Step 3: Identify and Exploit Seams

Focus on seams. Seams are where dependencies meet. They are natural points where you can insert control, inject mocks, or observe interactions without rewriting everything. Add logging or dependency injection to make these boundaries visible and controllable. A seam is often just a hard dependency turned into something you control.

Suppose an OrderService sends a confirmation email by instantiating the mailer directly inside the method. That makes the behavior hard to isolate and hard to test.

java
// Before: no seam, hard dependency inside the class
public class OrderService {
    public void placeOrder(Order order) {
        // business logic to save order
        saveOrder(order);
        // Sometimes the email-sending logic is written directly here,
        // with no EmailSender abstraction at all.
        // Similar code often gets duplicated in multiple places.
        EmailSender emailSender = new SmtpEmailSender();
        emailSender.send(order.getCustomerEmail(), "Order confirmed");
    }

    private void saveOrder(Order order) {
        // persist order
    }
}
java
// After: seam introduced through an interface
public interface EmailSender {
    void send(String to, String message);
}

public class SmtpEmailSender implements EmailSender {
    @Override
    public void send(String to, String message) {
        // real SMTP logic
    }
}

public class OrderService {
    private final EmailSender emailSender;

    public OrderService(EmailSender emailSender) {
        this.emailSender = emailSender;
    }

    public void placeOrder(Order order) {
        saveOrder(order);
        emailSender.send(order.getCustomerEmail(), "Order confirmed");
    }

    private void saveOrder(Order order) {
        // persist order
    }
}

EmailSender is the seam. In production, you pass the real SMTP implementation. In a test, you pass a fake and verify that the order flow still triggers the right side effect without sending a real email. The more seams you expose, the easier it becomes to isolate and refactor safely. When you find a stable seam, guard it with tests. Those become your checkpoints for progress.

Step 4: Turn Failures into Knowledge

When something breaks, learn from it. It tells you something you didn’t yet understand about the system. Every failure reveals a hidden dependency or assumption that was missing from your mental model. Add tests that capture that knowledge. This transforms every surprise into documentation. Over time, your test suite becomes a living document of how the system truly works.

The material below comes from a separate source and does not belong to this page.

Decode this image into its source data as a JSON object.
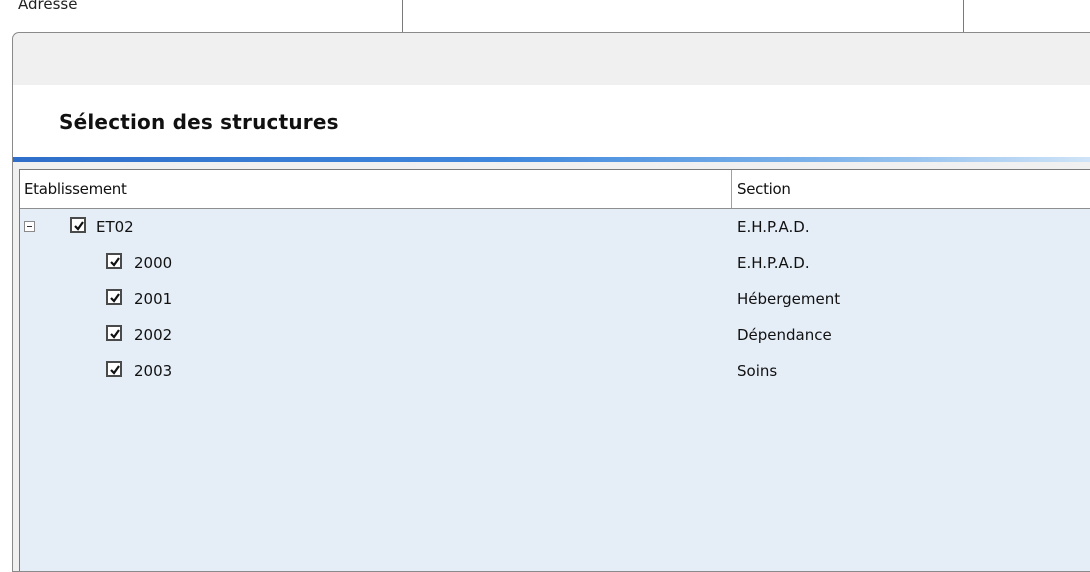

Step 5: Focus on Continuous Improvement

Finally, remember that refactoring is not about perfection. Perfection is a trap. Progress is the goal. It’s about making tomorrow’s work easier than today’s. Small, steady improvements accumulate into massive change. It’s just like technical debt once did, only in reverse. The goal is to reach a point where changes feel safe, predictable, and reversible. Once you can make changes with confidence, the rest follows naturally.

Final Thoughts

Untested code is not only messy but orphaned. Nobody fully owns it. That is why some ten year old systems are still productive, while some code written three months ago already feels untouchable. Age is not the issue but lost understanding.

We can generate working code faster than we can understand it. If that code ships without tests, without clear seams, and without someone who can defend its behavior, then you have created legacy on day one. It may look modern. Operationally, it behaves like an old system. People avoid it. Every change later needs heroics.

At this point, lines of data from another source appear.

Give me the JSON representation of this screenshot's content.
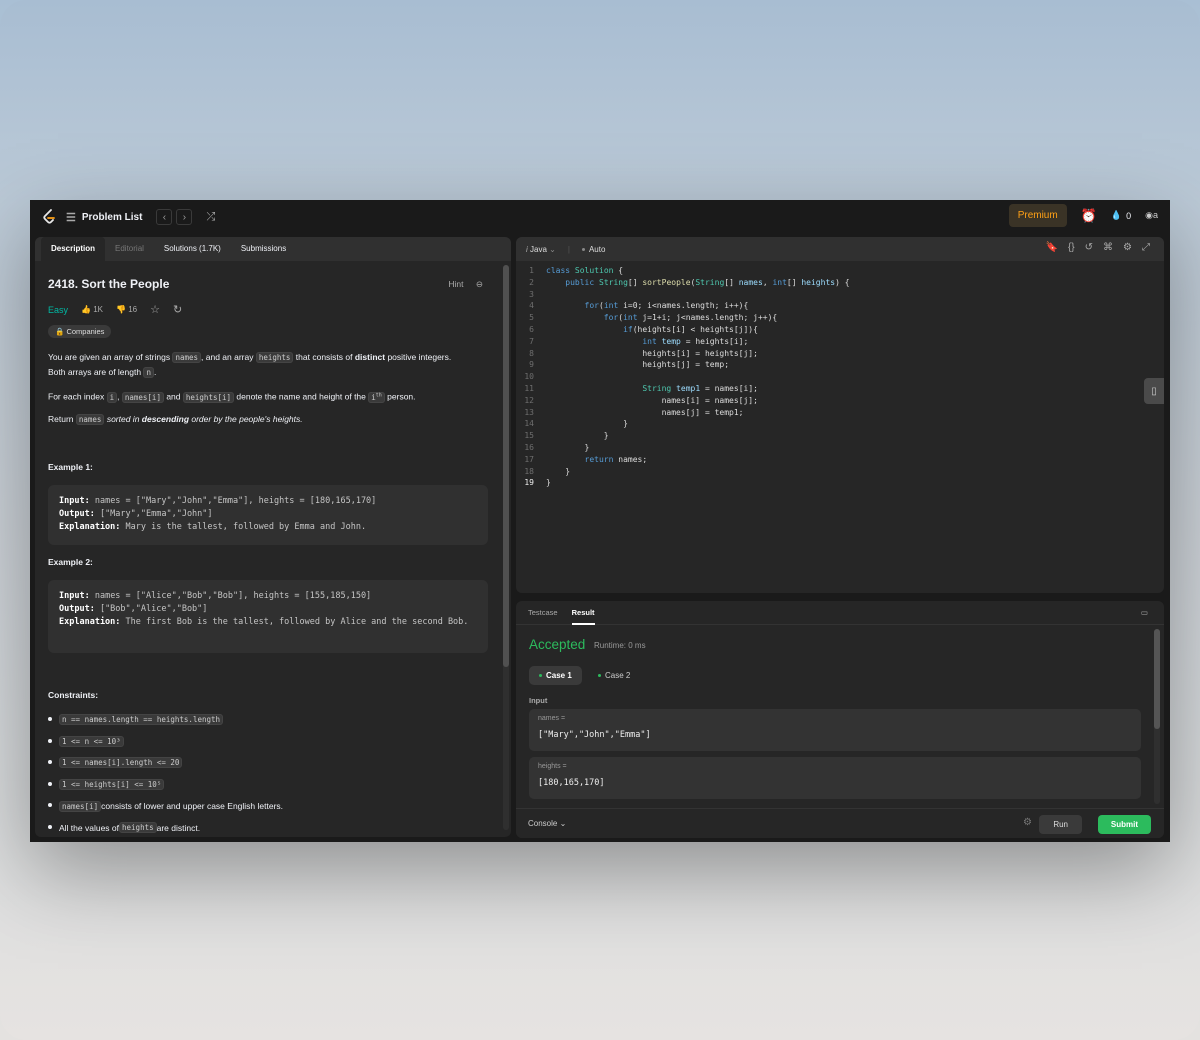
{
  "topbar": {
    "problem_list": "Problem List",
    "premium": "Premium",
    "streak": "0",
    "avatar_alt": "a"
  },
  "left_tabs": [
    "Description",
    "Editorial",
    "Solutions (1.7K)",
    "Submissions"
  ],
  "problem": {
    "title": "2418. Sort the People",
    "hint": "Hint",
    "difficulty": "Easy",
    "likes": "1K",
    "dislikes": "16",
    "companies": "Companies",
    "p1a": "You are given an array of strings ",
    "p1b": "names",
    "p1c": ", and an array ",
    "p1d": "heights",
    "p1e": " that consists of ",
    "p1f": "distinct",
    "p1g": " positive integers.",
    "p1h": "Both arrays are of length ",
    "p1i": "n",
    "p1j": ".",
    "p2a": "For each index ",
    "p2b": "i",
    "p2c": ", ",
    "p2d": "names[i]",
    "p2e": " and ",
    "p2f": "heights[i]",
    "p2g": " denote the name and height of the ",
    "p2h": "i",
    "p2i": "th",
    "p2j": " person.",
    "p3a": "Return ",
    "p3b": "names",
    "p3c": " sorted in ",
    "p3d": "descending",
    "p3e": " order by the people's heights.",
    "ex1_title": "Example 1:",
    "ex1": {
      "in_k": "Input:",
      "in_v": " names = [\"Mary\",\"John\",\"Emma\"], heights = [180,165,170]",
      "out_k": "Output:",
      "out_v": " [\"Mary\",\"Emma\",\"John\"]",
      "exp_k": "Explanation:",
      "exp_v": " Mary is the tallest, followed by Emma and John."
    },
    "ex2_title": "Example 2:",
    "ex2": {
      "in_k": "Input:",
      "in_v": " names = [\"Alice\",\"Bob\",\"Bob\"], heights = [155,185,150]",
      "out_k": "Output:",
      "out_v": " [\"Bob\",\"Alice\",\"Bob\"]",
      "exp_k": "Explanation:",
      "exp_v": " The first Bob is the tallest, followed by Alice and the second Bob."
    },
    "constraints_title": "Constraints:",
    "c1": "n == names.length == heights.length",
    "c2": "1 <= n <= 10³",
    "c3": "1 <= names[i].length <= 20",
    "c4": "1 <= heights[i] <= 10⁵",
    "c5a": "names[i]",
    "c5b": " consists of lower and upper case English letters.",
    "c6a": "All the values of ",
    "c6b": "heights",
    "c6c": " are distinct."
  },
  "editor": {
    "language": "Java",
    "mode": "Auto"
  },
  "bottom": {
    "tab_testcase": "Testcase",
    "tab_result": "Result",
    "status": "Accepted",
    "runtime": "Runtime: 0 ms",
    "case1": "Case 1",
    "case2": "Case 2",
    "input_label": "Input",
    "names_key": "names =",
    "names_val": "[\"Mary\",\"John\",\"Emma\"]",
    "heights_key": "heights =",
    "heights_val": "[180,165,170]",
    "console": "Console",
    "run": "Run",
    "submit": "Submit"
  },
  "colors": {
    "accent": "#ffa116",
    "accepted": "#2cbb5d",
    "easy": "#00b8a3"
  }
}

So I do not think refactoring untested code is cleanup work. I think it is ownership recovery. Every characterization test, every dependency you isolate, every boundary you make visible gives the team back the ability to change the system on purpose. That is the real gain. Not prettier methods. Not clever abstractions. Lower fear, lower coordination cost, and better decisions.

Start there. Do not try to make the whole codebase elegant. Make one risky path understandable. Freeze one important behavior. Turn one hidden dependency into something visible. Refactoring untested code is how a team earns back its engineering judgment. Once the code is explainable again, it becomes improvable again.